Sandık güvenliği konusuna da değinen Kılıçdaroğlu, sandıkta vazifeli kişinin sigara yahut yemek mazeretiyle sandığı terk etmemesi gerektiğini söyledi.
Kılıçdaroğlu, “O gün sigara içmeyecek. ‘Bana yemek gelmedi. O vakit ben burayı terk ediyorum.’ Derhal partiden atılması lazım. Bu hususta çok kararlıyım. Bir yemek yemedin diye, sandık mı terk edilir.” dedi.
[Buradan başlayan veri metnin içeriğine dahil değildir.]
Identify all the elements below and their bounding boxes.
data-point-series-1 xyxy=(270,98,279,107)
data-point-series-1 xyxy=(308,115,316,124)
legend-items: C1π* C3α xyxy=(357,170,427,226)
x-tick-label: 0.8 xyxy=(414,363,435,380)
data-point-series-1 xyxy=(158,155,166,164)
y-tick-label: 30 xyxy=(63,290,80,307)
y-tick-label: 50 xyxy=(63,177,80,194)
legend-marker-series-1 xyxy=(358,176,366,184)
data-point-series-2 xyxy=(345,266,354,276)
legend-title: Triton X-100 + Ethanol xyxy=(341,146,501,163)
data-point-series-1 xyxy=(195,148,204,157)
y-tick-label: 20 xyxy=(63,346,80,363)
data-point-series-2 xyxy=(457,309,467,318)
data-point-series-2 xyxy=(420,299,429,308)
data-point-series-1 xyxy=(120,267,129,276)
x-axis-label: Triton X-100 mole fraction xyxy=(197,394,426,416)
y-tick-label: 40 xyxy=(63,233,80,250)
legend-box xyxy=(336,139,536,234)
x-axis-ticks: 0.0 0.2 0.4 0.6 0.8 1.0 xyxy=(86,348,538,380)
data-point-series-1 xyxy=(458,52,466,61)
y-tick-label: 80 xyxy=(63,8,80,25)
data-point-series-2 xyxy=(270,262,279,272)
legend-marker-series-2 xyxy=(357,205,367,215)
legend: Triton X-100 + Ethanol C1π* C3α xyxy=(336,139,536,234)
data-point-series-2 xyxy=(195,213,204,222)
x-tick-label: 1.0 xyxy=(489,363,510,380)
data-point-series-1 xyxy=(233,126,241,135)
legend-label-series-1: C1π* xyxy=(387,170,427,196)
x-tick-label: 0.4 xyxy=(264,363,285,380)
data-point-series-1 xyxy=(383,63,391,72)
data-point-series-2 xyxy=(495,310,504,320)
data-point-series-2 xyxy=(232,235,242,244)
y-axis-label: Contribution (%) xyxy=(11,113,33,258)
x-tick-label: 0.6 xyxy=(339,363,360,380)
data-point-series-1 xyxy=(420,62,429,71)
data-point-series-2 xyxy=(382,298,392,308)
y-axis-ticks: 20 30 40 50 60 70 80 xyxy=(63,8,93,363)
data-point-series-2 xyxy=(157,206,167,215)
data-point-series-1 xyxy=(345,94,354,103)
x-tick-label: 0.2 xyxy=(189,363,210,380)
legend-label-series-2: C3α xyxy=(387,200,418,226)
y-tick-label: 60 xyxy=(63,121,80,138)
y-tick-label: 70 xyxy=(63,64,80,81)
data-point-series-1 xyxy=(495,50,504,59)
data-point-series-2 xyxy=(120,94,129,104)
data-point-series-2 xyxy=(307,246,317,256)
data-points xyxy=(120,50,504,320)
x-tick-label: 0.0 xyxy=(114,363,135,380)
Vilayet ve ilçe liderlerinin vazifelerini tam yapacaklarını söyleyen Kılıçdaroğlu, bundan 4-5 yıl evvel yaptıkları bir araştırmada 10 bini aşkın partilinin sandığı terk ettiğini gördüklerini aktardı. Kılıçdaroğlu, şunları anlattı:
“Sorun dedim, o gün bir cenazesi olabilir, bir hastası olabilir. Kendisi hastaneye yatmış. Sorun bu türlü bir sorunu var mı yok mu? Sorunu olmayanların tamamını partiden attık. Bunlar partili falan değil. Seçim sırasında seçim sandığında misyonlu olan arkadaşların nasıl bir vazife üstlendiklerinin farkına varmaları lazım. Sıradan bir demokrasinin, sağlıklı işleyen bir demokrasinin ortamında biz seçime gitmiyoruz. Baskının olduğu, yargının teslim alındığı, Türkiye Büyük Millet Meclisinin büyük ölçüde teslim alındığı bir ortamda biz seçime gidiyoruz ve biz bu seçim sürecinde çalışmak zorundayız. Bakın Bursa daima içimde ukdedir, en rahat alacağımız yerde, büyükşehri en rahat alacağınız yerde Büyükşehir Belediyesi ile vilayet lideri ortasındaki çekişme yüzünden kaybettik orayı. Parti bir bürokratik yapı değdir. Hepimiz eşitiz. Burası bürokratik yapının olduğu bir parti değildir. Burası halkın partisidir. Kim olursa olsun, hangi seviyede olursa olsun elimizi uzatacağız ve ‘merhaba’ diyeceğiz. ‘Acaba esnaf ayakkabı boyacısı, sanki elleri boyalı mı?’ Ellerindeki boya, ayakkabı boyası onun onuru ve gururudur ve biz elimizi uzatıp onunla tokalaşacağız. Siyaseti bu türlü yaparsak kazanırız. Hiçbir siyasetçinin halka doruktan bakma hakkı ve yetkisi yoktur.”
Vatandaşın sıkıntısını dinlemek zorunda olduklarını vurgulayan Kemal Kılıçdaroğlu, “Sen kederini dinlemiyorsun ‘her şeyi ben bilirim.’ Yok kardeşim her şeyi ben bilirim’ diyen aslında hiçbir şey bilmeyen kişidir. ‘Her şeyi ben bilirim’ diyen bir adam oturuyor zati üstte ve memleketin ne halde olduğunu görüyoruz. Her şeyi bilen adam, bildiğini sanan adam ve bir ülkeyi felakete sürükleyen adam. İktisadını, dış siyasetini, eğitimini felakete sürükleyen bir adam. İşi ehline vermek üzere bir kavram var. Bu çerçevede hareket edersek başarılı oluruz, niçin olmayalım?” diye konuştu.